Letteratura
“Posso chiederle che olio usa?”
Come tutti ricevo diverse chiamate telefoniche dai call center di varie aziende che cercano di vendere un prodotto o un servizio.
Detesto questo genere di trattative.
In passato qualche volta ho ceduto, pentendomene subito dopo.
Chi ti chiama ha tutto l’interesse a presentarti la sua proposta come un affare imperdibile e ad omettere alcuni particolari della stessa che, per un verso o per l’altro, potrebbero risultare dissuasivi,
Tu che ricevi al telefonata stai sempre facendo qualcos’altro che sei ansioso di riprendere a fare: un sonnellino, un pasto, la visione di una puntata della tua serie televisiva preferita.
E questa circostanza inevitabilmente rischia di appannare il tuo livello di attenzione.
Evito però, quasi sempre, di essere scortese.
Cerco di inventarmi scuse che rendano plausibile il mio rifiuto, che non lo facciano apparire come animato da insofferenza o pregiudizio nei confronti di chi mi propone l’affare.
In genere in questi casi il venditore si ritira in buon ordine.
Stamattina le cose sono andate un po’ diversamente.
Stavo preparandomi ad uscire per andare a fare la spesa, quando il mio telefono fisso ha squillato.

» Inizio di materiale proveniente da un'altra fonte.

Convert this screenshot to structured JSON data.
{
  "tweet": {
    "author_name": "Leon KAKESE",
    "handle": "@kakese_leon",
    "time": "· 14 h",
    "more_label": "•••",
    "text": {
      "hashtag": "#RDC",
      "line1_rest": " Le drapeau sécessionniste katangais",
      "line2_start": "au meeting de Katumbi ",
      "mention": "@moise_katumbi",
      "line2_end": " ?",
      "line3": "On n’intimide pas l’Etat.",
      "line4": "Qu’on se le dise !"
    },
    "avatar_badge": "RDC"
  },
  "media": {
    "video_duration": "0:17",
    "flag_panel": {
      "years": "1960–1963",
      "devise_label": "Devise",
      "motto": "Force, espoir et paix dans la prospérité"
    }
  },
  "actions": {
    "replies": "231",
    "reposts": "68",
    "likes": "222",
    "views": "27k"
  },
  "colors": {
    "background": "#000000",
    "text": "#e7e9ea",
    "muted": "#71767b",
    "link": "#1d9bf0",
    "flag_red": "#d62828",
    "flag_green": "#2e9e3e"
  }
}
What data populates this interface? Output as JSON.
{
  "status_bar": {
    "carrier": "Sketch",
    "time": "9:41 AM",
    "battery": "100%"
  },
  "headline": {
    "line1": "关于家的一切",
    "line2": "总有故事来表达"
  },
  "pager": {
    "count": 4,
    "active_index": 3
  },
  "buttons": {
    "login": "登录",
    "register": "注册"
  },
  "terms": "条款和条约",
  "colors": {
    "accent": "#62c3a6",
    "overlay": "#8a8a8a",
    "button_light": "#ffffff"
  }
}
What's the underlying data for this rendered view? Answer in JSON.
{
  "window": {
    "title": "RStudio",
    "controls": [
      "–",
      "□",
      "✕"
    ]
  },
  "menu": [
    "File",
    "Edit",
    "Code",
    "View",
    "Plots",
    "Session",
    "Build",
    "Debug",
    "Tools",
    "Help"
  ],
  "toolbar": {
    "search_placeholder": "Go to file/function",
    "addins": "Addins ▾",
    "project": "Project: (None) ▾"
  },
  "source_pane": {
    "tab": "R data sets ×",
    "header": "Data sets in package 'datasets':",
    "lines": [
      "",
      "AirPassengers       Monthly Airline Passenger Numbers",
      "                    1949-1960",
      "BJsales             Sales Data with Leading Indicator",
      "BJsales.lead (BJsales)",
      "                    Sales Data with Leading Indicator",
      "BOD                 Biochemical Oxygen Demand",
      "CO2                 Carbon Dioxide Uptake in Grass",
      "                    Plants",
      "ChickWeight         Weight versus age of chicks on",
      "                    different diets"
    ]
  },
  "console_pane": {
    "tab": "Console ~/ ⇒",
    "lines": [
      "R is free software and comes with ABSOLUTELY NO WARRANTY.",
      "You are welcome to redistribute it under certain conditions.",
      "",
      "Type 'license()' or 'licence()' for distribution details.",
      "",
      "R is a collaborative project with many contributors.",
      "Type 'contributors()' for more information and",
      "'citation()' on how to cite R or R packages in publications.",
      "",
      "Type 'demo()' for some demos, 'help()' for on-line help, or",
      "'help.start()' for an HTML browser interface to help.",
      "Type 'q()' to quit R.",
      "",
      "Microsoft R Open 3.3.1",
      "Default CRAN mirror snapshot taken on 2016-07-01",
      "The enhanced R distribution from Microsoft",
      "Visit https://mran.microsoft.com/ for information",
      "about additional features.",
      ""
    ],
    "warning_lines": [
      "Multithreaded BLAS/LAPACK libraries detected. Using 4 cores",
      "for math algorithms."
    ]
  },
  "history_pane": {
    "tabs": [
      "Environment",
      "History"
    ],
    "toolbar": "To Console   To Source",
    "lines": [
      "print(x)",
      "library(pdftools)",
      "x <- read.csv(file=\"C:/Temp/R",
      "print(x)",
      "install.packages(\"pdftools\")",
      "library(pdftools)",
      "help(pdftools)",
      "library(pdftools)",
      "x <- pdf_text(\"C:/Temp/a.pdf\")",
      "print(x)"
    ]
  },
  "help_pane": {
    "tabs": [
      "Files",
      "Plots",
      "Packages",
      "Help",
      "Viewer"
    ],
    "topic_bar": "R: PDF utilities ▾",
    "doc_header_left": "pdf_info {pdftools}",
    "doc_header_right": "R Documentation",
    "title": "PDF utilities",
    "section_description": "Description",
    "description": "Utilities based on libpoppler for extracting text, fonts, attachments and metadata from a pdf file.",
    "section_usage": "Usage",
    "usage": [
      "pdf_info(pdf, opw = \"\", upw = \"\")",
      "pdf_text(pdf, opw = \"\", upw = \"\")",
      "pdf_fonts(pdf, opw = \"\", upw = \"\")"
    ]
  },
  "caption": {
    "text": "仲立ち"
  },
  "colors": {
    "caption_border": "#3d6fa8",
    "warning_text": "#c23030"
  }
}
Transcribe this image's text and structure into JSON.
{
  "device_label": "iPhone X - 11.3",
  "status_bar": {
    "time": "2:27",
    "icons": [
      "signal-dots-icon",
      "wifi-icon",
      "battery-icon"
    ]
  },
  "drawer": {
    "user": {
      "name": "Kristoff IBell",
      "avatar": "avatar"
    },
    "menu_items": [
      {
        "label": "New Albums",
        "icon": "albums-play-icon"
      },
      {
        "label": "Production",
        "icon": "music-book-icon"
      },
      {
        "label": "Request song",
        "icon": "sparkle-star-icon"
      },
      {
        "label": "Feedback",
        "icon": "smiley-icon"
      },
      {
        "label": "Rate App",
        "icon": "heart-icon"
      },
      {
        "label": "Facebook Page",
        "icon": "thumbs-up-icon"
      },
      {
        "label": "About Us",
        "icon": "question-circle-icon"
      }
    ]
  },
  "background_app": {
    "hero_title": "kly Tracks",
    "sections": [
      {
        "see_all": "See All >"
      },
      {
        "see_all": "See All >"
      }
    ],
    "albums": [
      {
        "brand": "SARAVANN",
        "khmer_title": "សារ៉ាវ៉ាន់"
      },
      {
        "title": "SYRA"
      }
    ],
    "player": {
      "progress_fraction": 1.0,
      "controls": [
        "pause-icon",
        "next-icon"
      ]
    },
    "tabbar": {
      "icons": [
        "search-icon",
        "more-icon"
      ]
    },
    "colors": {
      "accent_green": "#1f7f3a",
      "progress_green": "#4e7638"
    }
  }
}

“Pronto sono Giuliana. Posso chiederle che olio usa?”
Ho riflettuto per alcuni secondi, poi mi è venuta in mente una risposta che mi sembrava perfetta per sganciarmi dalla mia interlocutrice:
“Possiedo un uliveto, lo produco io ed è buonissimo.”
“Allora certo lei è un intenditore. La persona più adatta per capire la qualità dell’olio che le proponiamo.”
“Mi scusi, le dico che lo produco e vuole vendermene dell’altro?”
“Lei riceverà il nostro olio in tre bottiglie da un litro perfettamente sigillate. Potrà assaggiarlo e pagarlo soltanto se lo riterrà di suo gradimento.”
“Ma se le sto dicendo che non mi serve…”
“Se è così gentile da confermarmi l’indirizzo di spedizione…”
“Click…”
“Come ha detto?”
“Click! Sto riagganciando.”
“Pensi, tra pochissimi giorni lei potrà farsi una strepitosa bruschetta!!”